- Born: 1853 London, England
- Died: October 1905 (aged 51–52)
- Occupation: Photographer
- Spouse: Ellen Alice Brill (d. 1951)

= William E. Wilson (photographer) =

English photographer (1853–1905)

William Ernest Wilson (1853 – October 1905) was an English photographer who made his name by documenting the American South in the late 19th and early 20th centuries. His collection of around 750 photographs, described as "truly impressive", were preserved by the Mobile Historic Preservation Society, the Georgia Historical Society and the University of Georgia's Special Collections.

== Early life ==
Wilson was born in 1905 in London, England, to James N. Wilson, a photographer. He had at least two brothers and four sisters. His family moved to Charleston, South Carolina, when he was two years old. They later moved to New York.

== Career ==
In the early 20th century, Wilson had a photographic studio in Savannah, Georgia. While in Savannah, he was listed in the City Directory as being a landscape photographer, but it is believed he made most of his income from photographing portraits.

== Personal life ==
While living in New York, Wilson married Ellen Alice Brill, with whom he had three sons: Richard, Earnest and William Jr. The family returned to Savannah, where they lived for thirteen years, before moving to Mobile, Alabama, in 1894.

== Death ==
Wilson died in 1905, aged 51 or 52, at Providence Infirmary in Mobile. He was interred in the city's Pine Crest Cemetery.

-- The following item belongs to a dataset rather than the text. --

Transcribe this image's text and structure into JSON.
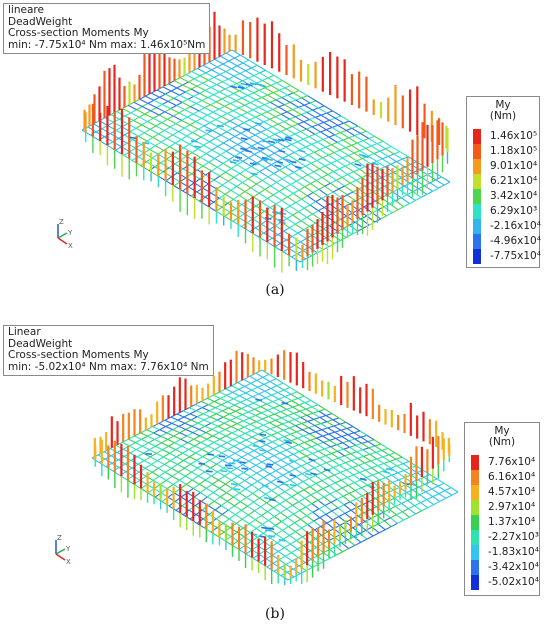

His wife survived him by 46 years and was buried beside him upon her death at the age of 89 or 90.

== Legacy ==
In 1979, Dennis O'Kain published Documenting the Deep South: William E. Wilson, Photographer.

In 1981, the University of Georgia Art Department published the 26-page William E. Wilson: Deep South Photographer.

Images of America's Mobile: Photographs from the William E. Wilson Collection was published in 2001.